Take the limit \(k\to \infty (kL)^{1/k}=1\) to obtain \(G(f, k)\leq 1\). The countably infinite case concludes by the arbitrariness of a finite subset \(\mathcal A'\subset \mathcal A\). For the converse, without loss of generality relabel \(\mathcal A\) to \(\mathcal N\) and assume \(1\leq L(1)\leq L(2) \leq \cdots\). Given a set of lengths \(\{L(a\in \mathcal A)\}\) satisfying \(\sum_{a\in \mathcal A} 2^{-L(a)} \leq 1\), define for each \(j\) \[ a_j = \sum_{k=1}^{j-1} 2^{-L(k)} \leq 1, \quad a_1 = 0 \] Define \(f(j)\) as the first \(L(j)\) bits in the binary expansion of \(a_j\). In other words, to code \(i\):
Start with a \(l_i\) string of zeros.
Flip positions \(l_1, \cdots, l_{i-1}\) to \(1\); this is the codeword.

To show that this is prefix-free, note that the codeword has the interpretation of the binary expansion in \([0, 1]\). Then \(f(i)\) being a prefix of \(f(j\neq i)\) implies that the codings agree on the most significant \(L(i)\) bits so \(a_j - a_i \leq 2^{-L(i)}\). However, by definition of the encoding \(a_j - a_i = 2^{-L(i)} + 2^{-L(i+1)} + \cdots > 2^{-L(i)}\).

In particular, the Kraft inequality implies that the sorted prefix-code lengths can be at most \(1, 2, \cdots\). One can also thus formulate the prefix-code with optimal length as the following integer-programming problem: \[ L^*(X) = \min_{L:\mathcal A\to \mathbb N} \sum_{a\in \mathcal A} P_X(a) L(a) \text{ s.t. } \sum_{a\in \mathcal A}2^{-L(a)} \leq 1 \tag{10.1} \]

We now proceed to analyze the bound on uniquely decodable codes.

Theorem 10.4 (length of optimal prefix code) \(H(X) \leq L^*(X) \leq H(X)+1\) in units of bits.

Proof

Achievability is established by the Shannon code with \[ l_a = \lceil \log_2 \dfrac 1 {P_X(a)}\rceil \implies \sum_{a\in \mathcal A} 2^{-l_a} \leq \sum_{a\in \mathcal A} P_X(a) = 1 \] For the converse, for encoding \(f\) with lengths \(\{l_a\}\) satisfying the Kraft inequality, define a normalized probability measure \(Q_X(a) = 2^{-l_a} / Z\) with \(Z=\sum 2^{-l_a} \leq 1\).

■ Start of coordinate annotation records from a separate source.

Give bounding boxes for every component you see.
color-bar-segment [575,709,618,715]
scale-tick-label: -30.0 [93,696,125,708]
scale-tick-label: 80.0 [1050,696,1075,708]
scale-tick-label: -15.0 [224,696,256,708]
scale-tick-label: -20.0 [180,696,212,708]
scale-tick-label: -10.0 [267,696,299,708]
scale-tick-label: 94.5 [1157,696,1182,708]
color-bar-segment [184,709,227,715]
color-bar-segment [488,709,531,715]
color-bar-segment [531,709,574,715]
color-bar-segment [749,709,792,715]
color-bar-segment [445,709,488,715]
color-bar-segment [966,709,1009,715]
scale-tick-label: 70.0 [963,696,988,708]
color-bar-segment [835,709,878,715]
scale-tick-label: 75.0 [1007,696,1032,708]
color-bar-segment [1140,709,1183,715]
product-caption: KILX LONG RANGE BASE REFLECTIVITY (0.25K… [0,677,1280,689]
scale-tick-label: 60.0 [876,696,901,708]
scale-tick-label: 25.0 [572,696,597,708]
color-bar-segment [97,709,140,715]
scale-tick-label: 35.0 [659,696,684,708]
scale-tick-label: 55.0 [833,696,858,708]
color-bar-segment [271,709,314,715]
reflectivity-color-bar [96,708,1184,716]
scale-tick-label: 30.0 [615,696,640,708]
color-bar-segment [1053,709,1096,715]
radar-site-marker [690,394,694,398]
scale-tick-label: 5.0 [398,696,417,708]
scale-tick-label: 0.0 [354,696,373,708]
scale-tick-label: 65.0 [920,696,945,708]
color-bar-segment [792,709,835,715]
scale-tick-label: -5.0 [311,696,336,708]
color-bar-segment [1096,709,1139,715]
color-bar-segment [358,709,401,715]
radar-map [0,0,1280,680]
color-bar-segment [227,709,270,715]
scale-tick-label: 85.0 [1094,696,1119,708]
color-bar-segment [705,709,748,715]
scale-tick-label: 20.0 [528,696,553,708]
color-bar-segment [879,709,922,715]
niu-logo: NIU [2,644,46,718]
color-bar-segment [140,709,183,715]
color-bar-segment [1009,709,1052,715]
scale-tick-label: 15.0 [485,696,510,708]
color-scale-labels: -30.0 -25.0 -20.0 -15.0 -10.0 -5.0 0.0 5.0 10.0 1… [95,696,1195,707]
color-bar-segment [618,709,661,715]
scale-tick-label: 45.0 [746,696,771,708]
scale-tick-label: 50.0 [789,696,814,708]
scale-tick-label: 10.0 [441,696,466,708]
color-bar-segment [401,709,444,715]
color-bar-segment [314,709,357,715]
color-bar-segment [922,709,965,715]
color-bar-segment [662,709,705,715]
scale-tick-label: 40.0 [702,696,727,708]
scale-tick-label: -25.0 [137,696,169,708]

Then \[\begin{align} \mathbb E_P[l\circ f] - H(X) &= \sum P_X(a) l_a + \sum P_X(a) \log P_X(a) \\ &= \sum P_X(a) \log 2^{l_a} P_X(a) = \sum P_X(a) \log \dfrac{P_X(a)}{2^{-l_a}} \\ &= \sum P_X(a) \log \dfrac{P_X(a)}{Q_X(a)} - \sum P_X(a) \log Z \\ &= D(P\|Q) - (\log Z)_{\geq 0} \geq 0 \end{align}\]

The optimal encoding is achieved by the Huffmann code: given PMF \(P_X(a\in \mathcal A)\): For each step, choose the two least probable symbols in the alphabet, merge into a super-symbol with combined probability, then update the tree representation with super-symbol at the node and merged symbols as leaves. Repeat for \(|\mathcal A| - 1\) steps.

Fixed-length source coding

To be precise, we consider fixed-length almost-lossless compression. A single emission of the source is compressed to \(\{0, 1\}^k\) instead of \(\{0, 1\}^*\).

Definition 10.7 (fixed-length almost-lossless compression) A compressor-decompressor pair \(f:\mathcal X\to \{0, 1\}^k, g:\{0, 1\}^k\to\mathcal X\cup \{e\}\) is a fixed-length almost-lossless \((k, \epsilon)\) source-code for \(X\) if \[ (g\circ f)(\forall x) \in \{x, e\} \text{ and } \mathrm{Pr}[g\circ f = e] \leq \epsilon \] Fixing \(X, k\), the fundamental limit of fixed-length compression is \[ \epsilon^*(X, k) = \inf\{\epsilon: \exists (k, \epsilon)\text{-code for } X\} \]

Recall the optimal single-shot (variable-length) lossless compressor length \(L\) in definition 10.5.

Theorem 10.5 (fundamental limit of fixed-length compression) Assuming pmf-sorted alphabet on \(\mathbb N\), then \[ \epsilon^*(X, k) = \mathrm{Pr}[L(X) \geq k] = \sum_{x\geq 2^k} P_X(x) \]

Proof

The compressor reserves \(1^k\) for the error message. To suppress the error rate, we choose to encode the top \(2^k-1\) symbols with the highest probabilities.

Corollary 10.3 (Shannon's noiseless source coding theorem) Given i.i.d. discrete source \(S^n\), for any rate \(R>0\) and \(\gamma\in \mathbb R\) we have \[ \lim_{n\to \infty} \epsilon^*(S^n, nR) = \begin{cases} 0 & R > H(S) \\ 1 & R < H(S) \end{cases} \] If varentropy \(V(S) < \infty\) then for \(Q\) being one minus the CDF of \(\mathcal N(0, 1)\): \[ \lim_{n\to \infty} \epsilon^*(S^n, nH(S)+ \sqrt{nV(S)}\gamma) = Q(\gamma) \]

The second distribution claim follows from the asymptotic normality of the optimal encoding length (corollary 10.2). This implies that if we allow a non-vanishing error \(\epsilon\), then compression is possible down to \[ k = nH(S) + \sqrt{nV(S)} Q^{-1}(\epsilon) \]

Theorem 10.6 (finite block-length bounds) Placeholder.

Proposition 10.3 (asymptotic equipartition (AEP)) Given i.i.d. \(S^n\) and \(\delta>0\), define the entropy \(\delta\)-typical set \[ T_n^\delta = \left\{ s^n : \left| \dfrac 1 n \log \dfrac 1 {P_{S^n}(s^n)} - H(S) \right| \leq \delta \right\} \] Then \(\lim_{n\to \infty} \mathrm{Pr}[S^n\in T_n^\delta]\to 1\) and \(|T_n^\delta| \leq \exp[n(H(S)+\delta)]\).